Marko Račič (25 April 1920 – 27 May 2022) was a Slovenian athlete who participated in the 1948 Summer Olympics in London. Representing Yugoslavia, he advanced to the semi-finals of the men's 400 metre competition, but did not make it beyond the opening round of the men's 4 × 400 metres relay. A local and state sprinting record holder, Račič competed internationally for many years and made appearances at the 1946 and 1950 European Athletics Championships prior to taking up personal training and coaching in 1953. He served as an international athletics judge and an amateur sports administrator who was on committees for several international sporting events in Yugoslavia, including the 1984 Winter Olympics. From June 2013 until his death, he was the oldest living Slovenian Olympic competitor.

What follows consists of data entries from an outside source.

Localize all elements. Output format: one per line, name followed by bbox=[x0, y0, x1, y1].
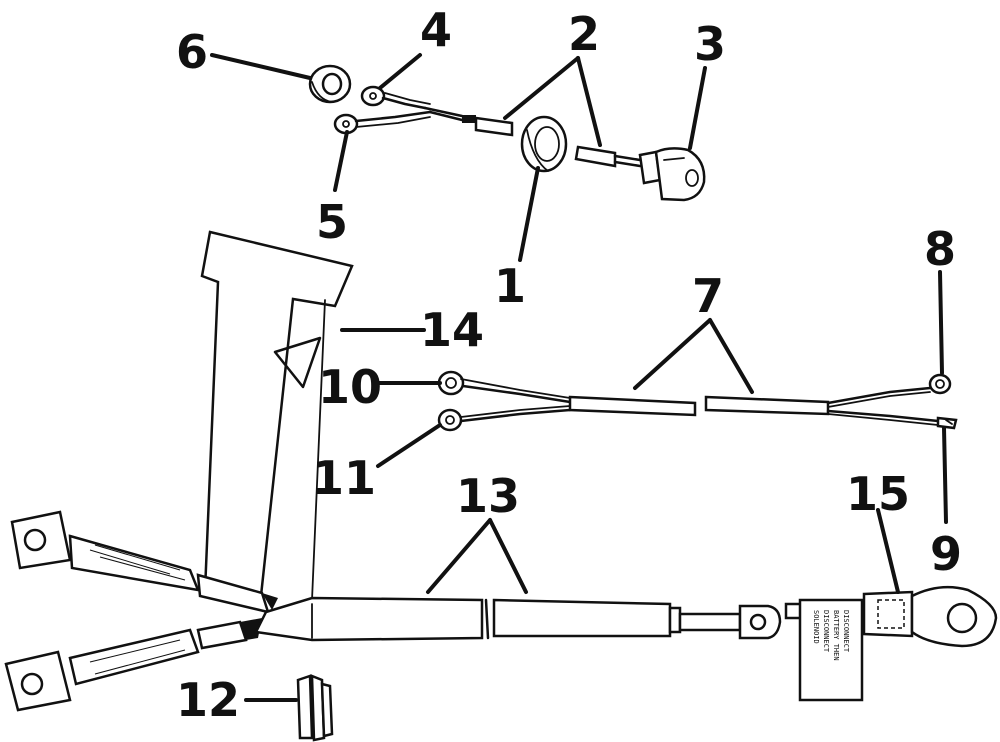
callout-12: 12 bbox=[176, 673, 240, 727]
callout-labels: 6 4 2 3 5 1 14 7 8 10 11 13 15 9 12 bbox=[176, 3, 962, 727]
callout-9: 9 bbox=[930, 527, 962, 581]
lead-terminals-part-4-5 bbox=[333, 85, 476, 135]
tag-line-2: BATTERY THEN bbox=[832, 610, 840, 661]
callout-14: 14 bbox=[420, 303, 484, 357]
callout-2: 2 bbox=[568, 7, 600, 61]
tag-line-3: DISCONNECT bbox=[822, 610, 830, 653]
connector-sleeve-part-2a bbox=[474, 116, 514, 137]
plug-part-12 bbox=[296, 674, 334, 742]
callout-11: 11 bbox=[312, 451, 376, 505]
tag-line-4: SOLENOID bbox=[812, 610, 820, 644]
boot-cover-part-14 bbox=[200, 230, 354, 607]
callout-13: 13 bbox=[456, 469, 520, 523]
tag-line-1: DISCONNECT bbox=[842, 610, 850, 653]
leader-lines bbox=[210, 53, 948, 702]
warning-tag-text: DISCONNECT BATTERY THEN DISCONNECT SOLEN… bbox=[812, 610, 850, 661]
bushing-part-6 bbox=[308, 64, 352, 104]
callout-15: 15 bbox=[846, 467, 910, 521]
callout-1: 1 bbox=[494, 259, 526, 313]
battery-cable-lower-lug bbox=[4, 618, 262, 712]
callout-3: 3 bbox=[694, 17, 726, 71]
battery-cable-upper-lug bbox=[10, 510, 278, 614]
callout-6: 6 bbox=[176, 25, 208, 79]
warning-tag bbox=[798, 598, 864, 702]
switch-part-3 bbox=[638, 147, 706, 202]
callout-4: 4 bbox=[420, 3, 452, 57]
battery-cable-part-13 bbox=[254, 596, 782, 642]
grommet-part-1 bbox=[520, 115, 568, 173]
callout-10: 10 bbox=[318, 360, 382, 414]
cable-assembly-part-7 bbox=[437, 370, 958, 432]
connector-sleeve-part-2b bbox=[574, 145, 642, 168]
callout-8: 8 bbox=[924, 222, 956, 276]
callout-5: 5 bbox=[316, 195, 348, 249]
callout-7: 7 bbox=[692, 269, 724, 323]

==Early life and athletic career==
Račič was born in Adlešiči near Črnomelj in 1920. He ran his first official race, at 100 metres, on his seventeenth birthday and won it, eventually growing to specialize in this and the 200-metre distance. Athletically active during high school, he furthered his training at a special sports institute in Belgrade. He eventually became a member of JSD Partizan, a military sports club based out of Belgrade, at which point his athletic career began to take off. He captured numerous local and state championships and earned records in the 100- and 200-metre disciplines prior to taking his career international and representing Yugoslavia abroad.

Among Račič's sixteen international appearances for the country were the 1946 European Athletics Championships in Oslo and the 1950 edition in Brussels, as well as several editions of the Balkan Games. At the 1948 Summer Olympics in London, he was eliminated in the semifinals of the men's 400 metres competition and did not make it out of the opening round of the men's 4 × 400 metres relay. He was not permitted to bring a sports trainer, but was instead accompanied by a political agent to ensure that he did not stray from his nation's communist ideology. He achieved his personal best time of 49 seconds at 400 metres the following year. Throughout his career he set over twenty national records at various sprint distances.

==Later life==
After his competitive career ended, Račič continued to pursue athletics as lifelong work. He became a trainer in 1953 and served as coach of the Slovenian women's national athletic team from 1960 through 1968. In addition to roles in his native country, he also coached in Sweden and Kuwait. He was eventually certified as an international athletics judge, a role in which, as of 2009, he continued to serve. On the administrative side, he worked on committees that helped organize the 1979 Mediterranean Games in Split, the 1984 Winter Olympics in Sarajevo, and the 1987 Summer Universiade in Zagreb. In 1997, he became the only Slovenian to receive the Gold Badge of the European Athletic Association and in 2001 garnered recognition from the International Olympic Committee for his contribution to amateur sports.

In September 2010, Račič became the second-oldest living Slovenian Olympic athlete, behind Tone Pogačnik. At the time, he was working on a book detailing the history of Slovenian athletics based on his research as well as his personal experiences. He became the oldest living Slovenian Olympic athlete upon Pogačnik's death in June 2013. He died on 27 May 2022, at the age of 102.